Aníbal exhaló, cansado.

—Solo les pido una cosa. Comportamiento. Porque si hacen el ridículo, no solo se arrastrarán ustedes… arrastrarán el apellido Suárez.

Y sin decir más, salió del cuarto, dejando tras de sí un silencio pesado.

—¿Te das cuenta que se ha vuelto mas amargado desde que se casó Greeicy? —masculló Greta—. Igual van a hablar de mí esta noche… y no precisamente mal.
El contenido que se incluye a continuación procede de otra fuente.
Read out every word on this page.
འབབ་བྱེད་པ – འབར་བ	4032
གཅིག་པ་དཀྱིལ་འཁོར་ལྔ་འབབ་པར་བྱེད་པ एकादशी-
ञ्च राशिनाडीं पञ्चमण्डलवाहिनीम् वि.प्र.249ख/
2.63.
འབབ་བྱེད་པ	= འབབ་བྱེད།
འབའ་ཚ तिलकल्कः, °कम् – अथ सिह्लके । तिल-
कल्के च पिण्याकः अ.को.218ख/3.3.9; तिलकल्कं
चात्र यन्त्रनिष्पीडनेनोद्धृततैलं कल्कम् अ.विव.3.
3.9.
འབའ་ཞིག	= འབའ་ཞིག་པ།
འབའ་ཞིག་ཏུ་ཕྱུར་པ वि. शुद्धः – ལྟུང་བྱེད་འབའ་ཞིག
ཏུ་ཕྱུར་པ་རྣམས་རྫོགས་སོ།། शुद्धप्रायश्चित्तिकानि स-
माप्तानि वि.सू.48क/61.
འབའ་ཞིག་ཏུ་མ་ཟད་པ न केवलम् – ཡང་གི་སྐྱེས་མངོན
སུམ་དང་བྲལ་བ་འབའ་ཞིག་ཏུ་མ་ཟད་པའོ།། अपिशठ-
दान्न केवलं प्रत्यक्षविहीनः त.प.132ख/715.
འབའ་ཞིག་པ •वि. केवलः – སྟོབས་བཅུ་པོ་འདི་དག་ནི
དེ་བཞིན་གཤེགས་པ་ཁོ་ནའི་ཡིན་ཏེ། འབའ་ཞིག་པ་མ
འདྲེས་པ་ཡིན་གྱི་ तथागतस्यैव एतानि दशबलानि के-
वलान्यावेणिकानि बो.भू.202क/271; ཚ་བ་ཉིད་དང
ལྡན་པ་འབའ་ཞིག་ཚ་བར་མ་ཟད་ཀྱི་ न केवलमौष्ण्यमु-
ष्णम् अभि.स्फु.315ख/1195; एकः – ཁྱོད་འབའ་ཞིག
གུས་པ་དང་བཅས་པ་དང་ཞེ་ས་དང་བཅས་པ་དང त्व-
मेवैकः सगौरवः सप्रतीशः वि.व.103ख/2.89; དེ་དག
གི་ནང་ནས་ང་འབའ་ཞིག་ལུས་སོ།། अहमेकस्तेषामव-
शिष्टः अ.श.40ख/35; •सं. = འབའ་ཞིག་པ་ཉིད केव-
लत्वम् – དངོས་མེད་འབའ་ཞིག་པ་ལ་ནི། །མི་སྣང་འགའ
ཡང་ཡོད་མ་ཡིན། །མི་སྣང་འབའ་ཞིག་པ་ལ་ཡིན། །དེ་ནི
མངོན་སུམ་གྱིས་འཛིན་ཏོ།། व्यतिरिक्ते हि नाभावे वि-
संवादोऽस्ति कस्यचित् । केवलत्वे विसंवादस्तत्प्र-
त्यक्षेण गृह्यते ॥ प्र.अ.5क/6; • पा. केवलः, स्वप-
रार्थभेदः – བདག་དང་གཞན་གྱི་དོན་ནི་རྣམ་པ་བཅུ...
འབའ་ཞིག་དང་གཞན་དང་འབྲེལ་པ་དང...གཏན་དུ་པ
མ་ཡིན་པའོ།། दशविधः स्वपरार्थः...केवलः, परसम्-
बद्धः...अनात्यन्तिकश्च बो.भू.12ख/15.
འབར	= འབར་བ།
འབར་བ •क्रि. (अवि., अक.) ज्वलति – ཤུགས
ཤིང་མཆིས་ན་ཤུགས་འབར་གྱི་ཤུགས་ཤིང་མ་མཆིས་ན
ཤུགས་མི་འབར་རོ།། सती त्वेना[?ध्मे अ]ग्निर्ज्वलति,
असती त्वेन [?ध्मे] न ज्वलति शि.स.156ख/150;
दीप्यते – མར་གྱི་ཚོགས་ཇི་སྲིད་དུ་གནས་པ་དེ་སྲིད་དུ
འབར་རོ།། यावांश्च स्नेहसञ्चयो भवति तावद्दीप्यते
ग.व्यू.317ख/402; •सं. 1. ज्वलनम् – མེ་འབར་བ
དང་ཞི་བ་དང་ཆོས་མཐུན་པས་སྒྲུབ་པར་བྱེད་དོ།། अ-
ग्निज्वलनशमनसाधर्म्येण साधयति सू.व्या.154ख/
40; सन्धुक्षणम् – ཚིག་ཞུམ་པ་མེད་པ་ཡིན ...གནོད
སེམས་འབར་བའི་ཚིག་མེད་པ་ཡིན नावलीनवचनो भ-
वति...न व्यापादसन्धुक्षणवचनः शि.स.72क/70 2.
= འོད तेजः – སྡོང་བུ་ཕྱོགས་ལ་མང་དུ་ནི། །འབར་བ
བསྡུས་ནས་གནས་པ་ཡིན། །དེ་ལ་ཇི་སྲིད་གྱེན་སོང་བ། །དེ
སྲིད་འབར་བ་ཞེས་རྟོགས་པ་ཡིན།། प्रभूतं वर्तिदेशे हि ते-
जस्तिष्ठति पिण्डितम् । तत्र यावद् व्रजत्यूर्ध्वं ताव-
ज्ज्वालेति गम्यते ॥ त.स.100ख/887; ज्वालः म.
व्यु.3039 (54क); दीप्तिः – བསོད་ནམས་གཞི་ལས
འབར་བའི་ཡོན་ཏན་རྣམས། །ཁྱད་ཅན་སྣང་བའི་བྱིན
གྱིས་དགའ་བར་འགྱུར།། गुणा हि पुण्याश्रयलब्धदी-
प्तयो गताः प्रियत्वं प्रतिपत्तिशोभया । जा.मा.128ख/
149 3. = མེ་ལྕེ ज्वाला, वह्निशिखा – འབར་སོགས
Amalia se miró al espejo y suspiró. Había aprendido a no discutir. Pero algo dentro de ella le decía que esa noche traería más que solo flashes y champán.

En un punto intermedio de la ciudad, Juana se abrochaba el cinturón tras subir a un taxi. Juana, con su cabello suelto cayendo en ondas suaves sobre sus hombros, vestía un elegante vestido color marfil con detalles en dorado tenue. En sus labios se dibujaba una determinación tranquila.

—A la mansión Montenegro, por favor.

El conductor asintió mientras arrancaba.

Juana miró por la ventanilla. Sabía que no era una Montenegro, pero esta noche caminaba como si lo fuera. Porque no iba por sí misma. Iba por Greeicy, para que no entrara sola en un lugar donde muchos esperaban verla tropezar.